A.4.4 Exercise: Search A Word in A String

This exercise combines three earlier ideas very neatly: command-line arguments, fgets, and string searching.

When you run

./wordsearch Sushi < restaurants.txt

the shell does two things for your program:

  • argv[1] becomes "Sushi", so that is the word you are looking for.
  • stdin is no longer the keyboard. Because of < restaurants.txt, standard input now comes from the file. That means you do not need fopen for this version.

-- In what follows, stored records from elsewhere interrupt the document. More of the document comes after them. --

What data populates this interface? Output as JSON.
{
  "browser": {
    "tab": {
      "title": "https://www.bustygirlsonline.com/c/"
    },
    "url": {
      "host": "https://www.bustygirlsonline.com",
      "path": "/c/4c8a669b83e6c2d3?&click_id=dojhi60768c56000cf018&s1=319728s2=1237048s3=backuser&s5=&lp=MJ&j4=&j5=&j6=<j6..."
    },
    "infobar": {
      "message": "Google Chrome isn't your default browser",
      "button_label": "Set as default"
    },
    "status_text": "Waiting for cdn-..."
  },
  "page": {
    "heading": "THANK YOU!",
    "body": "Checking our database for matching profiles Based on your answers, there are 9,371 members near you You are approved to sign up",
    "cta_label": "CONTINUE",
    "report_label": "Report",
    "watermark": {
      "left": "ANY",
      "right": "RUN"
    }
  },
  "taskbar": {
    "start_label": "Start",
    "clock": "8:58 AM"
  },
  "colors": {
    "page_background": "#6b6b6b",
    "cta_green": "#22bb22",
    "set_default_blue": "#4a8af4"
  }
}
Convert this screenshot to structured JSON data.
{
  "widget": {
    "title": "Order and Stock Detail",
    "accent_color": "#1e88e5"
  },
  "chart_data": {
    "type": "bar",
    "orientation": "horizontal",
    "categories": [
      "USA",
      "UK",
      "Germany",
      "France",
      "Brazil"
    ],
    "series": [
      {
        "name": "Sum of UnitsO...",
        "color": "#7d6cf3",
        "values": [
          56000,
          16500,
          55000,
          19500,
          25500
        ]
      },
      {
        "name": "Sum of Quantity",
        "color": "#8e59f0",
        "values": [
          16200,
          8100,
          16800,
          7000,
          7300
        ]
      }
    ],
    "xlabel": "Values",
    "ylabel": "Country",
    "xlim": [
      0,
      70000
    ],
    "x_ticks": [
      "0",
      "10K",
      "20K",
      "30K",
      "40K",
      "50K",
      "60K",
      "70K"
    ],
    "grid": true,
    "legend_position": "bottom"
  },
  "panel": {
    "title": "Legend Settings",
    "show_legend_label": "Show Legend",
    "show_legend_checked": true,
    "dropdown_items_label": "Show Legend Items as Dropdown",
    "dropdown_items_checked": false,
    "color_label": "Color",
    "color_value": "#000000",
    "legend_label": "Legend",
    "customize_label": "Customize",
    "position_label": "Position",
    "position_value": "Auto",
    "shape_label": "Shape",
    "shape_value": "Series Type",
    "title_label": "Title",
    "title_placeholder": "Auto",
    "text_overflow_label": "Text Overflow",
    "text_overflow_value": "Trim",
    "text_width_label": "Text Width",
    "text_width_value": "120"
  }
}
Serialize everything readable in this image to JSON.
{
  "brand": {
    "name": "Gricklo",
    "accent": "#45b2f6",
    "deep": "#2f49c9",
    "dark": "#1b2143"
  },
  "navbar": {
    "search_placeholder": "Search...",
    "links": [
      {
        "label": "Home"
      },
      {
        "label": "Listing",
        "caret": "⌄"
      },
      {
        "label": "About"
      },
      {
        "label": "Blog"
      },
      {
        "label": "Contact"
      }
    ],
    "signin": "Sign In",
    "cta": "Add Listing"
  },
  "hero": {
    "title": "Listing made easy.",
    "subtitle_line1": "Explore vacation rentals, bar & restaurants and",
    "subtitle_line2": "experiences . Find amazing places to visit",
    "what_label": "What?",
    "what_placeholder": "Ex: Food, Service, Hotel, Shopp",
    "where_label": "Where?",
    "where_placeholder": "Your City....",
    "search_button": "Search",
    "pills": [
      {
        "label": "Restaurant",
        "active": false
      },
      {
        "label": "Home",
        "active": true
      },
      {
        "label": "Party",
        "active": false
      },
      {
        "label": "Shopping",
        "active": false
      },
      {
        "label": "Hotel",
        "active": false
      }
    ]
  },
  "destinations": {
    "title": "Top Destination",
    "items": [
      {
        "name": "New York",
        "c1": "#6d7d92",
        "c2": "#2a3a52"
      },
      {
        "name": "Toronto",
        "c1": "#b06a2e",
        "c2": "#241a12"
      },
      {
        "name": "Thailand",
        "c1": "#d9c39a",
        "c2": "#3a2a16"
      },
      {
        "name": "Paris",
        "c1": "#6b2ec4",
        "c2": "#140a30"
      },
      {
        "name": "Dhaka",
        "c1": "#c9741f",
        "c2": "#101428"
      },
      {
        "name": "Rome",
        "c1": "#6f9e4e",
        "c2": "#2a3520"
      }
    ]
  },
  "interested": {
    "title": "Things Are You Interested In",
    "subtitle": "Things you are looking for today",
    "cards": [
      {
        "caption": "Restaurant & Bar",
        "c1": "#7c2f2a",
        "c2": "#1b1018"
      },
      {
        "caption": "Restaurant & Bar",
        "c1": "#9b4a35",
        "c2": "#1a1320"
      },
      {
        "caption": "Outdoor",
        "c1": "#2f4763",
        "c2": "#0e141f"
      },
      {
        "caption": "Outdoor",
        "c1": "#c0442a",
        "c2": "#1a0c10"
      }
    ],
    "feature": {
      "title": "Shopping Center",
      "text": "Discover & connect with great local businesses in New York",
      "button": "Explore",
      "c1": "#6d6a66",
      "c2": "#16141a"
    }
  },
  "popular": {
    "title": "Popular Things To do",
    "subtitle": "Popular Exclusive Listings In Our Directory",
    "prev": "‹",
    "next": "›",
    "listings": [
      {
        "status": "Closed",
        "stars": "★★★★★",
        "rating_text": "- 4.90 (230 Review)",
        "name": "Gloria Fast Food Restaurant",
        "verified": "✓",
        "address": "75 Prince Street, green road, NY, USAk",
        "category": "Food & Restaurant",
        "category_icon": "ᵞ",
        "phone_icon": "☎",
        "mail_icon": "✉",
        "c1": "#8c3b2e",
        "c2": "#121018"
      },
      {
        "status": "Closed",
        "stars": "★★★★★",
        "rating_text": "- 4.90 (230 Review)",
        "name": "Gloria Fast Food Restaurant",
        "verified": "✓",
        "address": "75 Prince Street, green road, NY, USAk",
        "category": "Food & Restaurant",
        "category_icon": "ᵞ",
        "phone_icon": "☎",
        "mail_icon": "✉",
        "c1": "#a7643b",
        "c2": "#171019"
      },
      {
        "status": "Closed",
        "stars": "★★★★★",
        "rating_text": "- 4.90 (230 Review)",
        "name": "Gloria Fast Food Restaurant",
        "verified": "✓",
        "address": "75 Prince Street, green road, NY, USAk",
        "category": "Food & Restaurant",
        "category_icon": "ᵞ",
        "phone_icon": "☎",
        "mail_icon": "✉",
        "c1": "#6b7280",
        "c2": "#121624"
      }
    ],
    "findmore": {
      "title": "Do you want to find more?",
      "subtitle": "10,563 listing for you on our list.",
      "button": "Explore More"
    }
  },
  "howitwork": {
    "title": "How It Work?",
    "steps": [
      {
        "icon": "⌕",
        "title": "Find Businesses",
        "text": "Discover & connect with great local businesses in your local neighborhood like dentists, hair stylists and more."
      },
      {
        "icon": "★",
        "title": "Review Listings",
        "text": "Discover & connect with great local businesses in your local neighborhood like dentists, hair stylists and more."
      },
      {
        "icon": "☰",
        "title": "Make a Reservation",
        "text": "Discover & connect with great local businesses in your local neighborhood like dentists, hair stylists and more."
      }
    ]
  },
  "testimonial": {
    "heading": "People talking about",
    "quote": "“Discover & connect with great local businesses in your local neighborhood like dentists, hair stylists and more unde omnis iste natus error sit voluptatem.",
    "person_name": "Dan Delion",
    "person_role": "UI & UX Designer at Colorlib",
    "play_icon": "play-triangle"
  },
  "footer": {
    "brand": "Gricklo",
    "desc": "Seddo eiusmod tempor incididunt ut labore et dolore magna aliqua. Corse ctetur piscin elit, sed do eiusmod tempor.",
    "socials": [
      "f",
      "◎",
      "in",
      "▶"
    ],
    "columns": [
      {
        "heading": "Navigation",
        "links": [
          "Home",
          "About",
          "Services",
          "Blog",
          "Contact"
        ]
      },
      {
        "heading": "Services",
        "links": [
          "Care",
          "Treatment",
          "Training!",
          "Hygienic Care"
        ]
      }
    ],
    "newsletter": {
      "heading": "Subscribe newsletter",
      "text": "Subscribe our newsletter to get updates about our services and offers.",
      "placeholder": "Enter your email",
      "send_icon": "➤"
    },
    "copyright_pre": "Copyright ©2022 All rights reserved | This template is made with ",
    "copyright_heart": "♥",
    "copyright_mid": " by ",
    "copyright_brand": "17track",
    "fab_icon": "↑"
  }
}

You can just keep reading from stdin with fgets.

So we have a basic plan looks like:

  1. Read the search word from the command line.
  2. Read one line at a time with fgets.
  3. Remove the trailing newline '\n' from the line.
  4. Try every possible starting position in the line.
  5. At each position, copy out a chunk the same length as the search word.
  6. Use string_compare to compare that chunk with the search word.
  7. If they match, print the line with Found: .
Step 1: string_compare()
int string_compare(const char s1[], const char s2[]) {
    int i = 0;

    while (s1[i] == s2[i]) {
        if (s1[i] == '\0') {
            return 0;   /* equal */
        }
        i++;
    }

    return s1[i] - s2[i];
}
Step 2: String Length
int string_length(const char s[]) {
    int i = 0;

    while (s[i] != '\0') {
        i++;
    }

    return i;
}
Step 3: Contains Word

Here is the idea behind contains_word.

Suppose the line is:

157 Redfern St, Sushi Topia

and the word is:

Sushi

The program tries the word starting at every position in the line.

First it checks something like:

157 R

Then:

57 Re

Then:

7 Red

and so on.

Eventually it reaches:

Sushi

At that point string_compare(part, word) says they are equal, so the line should be printed.

That is the main search pattern: "try every starting position."

void copy_part(const char src[], int start, int len, char dest[]) {
    int i;

    for (i = 0; i < len && src[start + i] != '\0'; i++) {
        dest[i] = src[start + i];
    }

    dest[i] = '\0';
}

int contains_word(const char line[], const char word[]) {
    int i;
    int word_len = string_length(word);
    char part[MAX_LINE];

    if (word_len == 0) {
        return 1;
    }

    if (word_len >= MAX_LINE) {
        return 0;
    }

    for (i = 0; line[i] != '\0'; i++) {
        copy_part(line, i, word_len, part);

        if (string_compare(part, word) == 0) {
            return 1;
        }
    }

    return 0;
}
Step 4: Our Algorithm

Important

Refer to wordsearch.c for the code used in this section.

int main(int argc, char *argv[]) {
    char line[MAX_LINE];
    char *word;

    if (argc != 2) {
        printf("Usage: %s word\n", argv[0]);
        return 1;
    }

    word = argv[1];

    while (fgets(line, sizeof line, stdin) != NULL) {
        trim_newline(line);

        if (contains_word(line, word)) {
            printf("Found: %s\n", line);
        }
    }

    return 0;
}

trim_newline(line) removes the '\n' that fgets usually keeps. That makes printing easier. Without trimming, this:

printf("Found: %s\n", line);

would usually print an extra blank line, because line already ends with '\n'.

void trim_newline(char s[]) {
    int i = 0;

    while (s[i] != '\0') {
        if (s[i] == '\n') {
            s[i] = '\0';
            return;
        }
        i++;
    }
}

A few parts are especially important.

fgets(line, sizeof line, stdin) reads a whole line, including spaces. That is why it works for restaurant addresses and names like "Sushi Topia". If you used scanf("%s", line), it would stop at the first space and break the exercise.

copy_part builds a small temporary string from the line so that string_compare can compare whole strings. That is the key trick that lets you reuse last week’s comparison function.

Warning

A common mistake is using == directly on strings, like this:

if (part == word)

That does not compare the contents of the strings. It only compares addresses. In C, strings must be compared character by character, which is why you need string_compare.

Another classic mistake is forgetting the null terminator in the temporary substring:

dest[i] = '\0';

Without that line, part is not a proper C string, and string_compare may keep reading garbage beyond the intended end.